Sometimes you think you know how to do something until you see someone else do it. Then you realize you are worthless and have acquired no knowledge throughout your many miserable years on our dying planet. This is how I felt after I examined several folding tutorials on TikTok. Basically every one of them that I could find involved laboriously turning your underwear into a tiny eggroll. The eggroll method, I was unhappy to see, had also infiltrated sock folding. This method is just too complicated and I will never do it. Thinking it might be a generational thing, I looked away from TikTok and towards something more for people of my advanced age: WikiHow.

A page titled "How to Fold Panties" told me how to fold them into a nice square shape, which was basically what I was already doing except a little neater. The "How to Fold Socks" page was not of much help, but it did inspire me to roll my socks without folding over the cuffs, because, as the comments warned, that might stretch them out. Thank you, WikiHow.

Assigning places to my new organizational tools

Well, The Container Store expandable three-drawer organizer, though sturdy and surely the key to a change in someone’s life, did not fit into my dresser. It did fit into my sweater cubby, but the drawers, expandable as they were, did not expand to an extent that would hold sweaters and sweatpants adequately.

Luckily, the other haphazardly purchased organizational system—"Drawer Organizer Clothes Set of 12 Grey - Dresser Organizer For Nursery, Bedroom, Closet - The Perfect Baby Clothes Organizer and Storage & General Nursery Organization or Dresser Drawer Organizers"—was quite useful for multiple drawers in my dresser, and particularly the underwear one. I used three of its medium-sized gray boxes to separate my socks, my tank tops and bras, and my underwear. Newly folded into their easy-to-handle shapes, it all fits. I can see where everything is. I can open and close my drawer without frustration. Now, when I put my clean clothing back into the drawer, I can take each box out and refill them. Setting it up was easy, and I should have done it many years ago.

For my sweaters, sweatpants, and pajamas, I used The Container Store’s "Large Drawer Organizer" between two of these segmented storage bins. In the bins, I was able to store each of my sweatpants and each of my pajama sets separately, in an easily accessible and visible way. In the large drawer organizer, I rolled up and tucked in three of my most-used sweaters. Behind the organizers, I hid the rest of my sweaters—and that is between me and God.

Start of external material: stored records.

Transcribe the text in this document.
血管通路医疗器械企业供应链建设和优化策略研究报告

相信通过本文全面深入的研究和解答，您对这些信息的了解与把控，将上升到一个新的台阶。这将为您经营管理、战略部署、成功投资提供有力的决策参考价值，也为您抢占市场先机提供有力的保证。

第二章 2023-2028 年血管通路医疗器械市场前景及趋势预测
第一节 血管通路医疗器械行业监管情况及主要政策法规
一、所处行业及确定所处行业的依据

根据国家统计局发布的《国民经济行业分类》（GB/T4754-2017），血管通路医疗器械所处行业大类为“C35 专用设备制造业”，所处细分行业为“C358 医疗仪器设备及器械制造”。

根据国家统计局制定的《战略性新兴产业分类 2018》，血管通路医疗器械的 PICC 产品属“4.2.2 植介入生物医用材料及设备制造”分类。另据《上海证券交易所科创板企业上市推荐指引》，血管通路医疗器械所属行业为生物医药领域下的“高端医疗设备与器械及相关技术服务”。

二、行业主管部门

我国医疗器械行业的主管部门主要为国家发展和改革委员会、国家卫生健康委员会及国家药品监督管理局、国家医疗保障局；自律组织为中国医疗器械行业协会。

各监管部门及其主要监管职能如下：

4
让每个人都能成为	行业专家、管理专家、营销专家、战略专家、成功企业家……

Will I be able to keep up my new organized lifestyle?

I’d like to say that now that I have my organizational system in place, I’ll keep these two headache-inducing clothing areas tidy, and that whenever I need to pick out a pair of underwear I’ll no longer feel the desire to enter one of those rooms where you put on goggles and smash things. Knowing myself, I’m not sure how long it will last. But I will try. Because, as you know, every journey begins with a single step.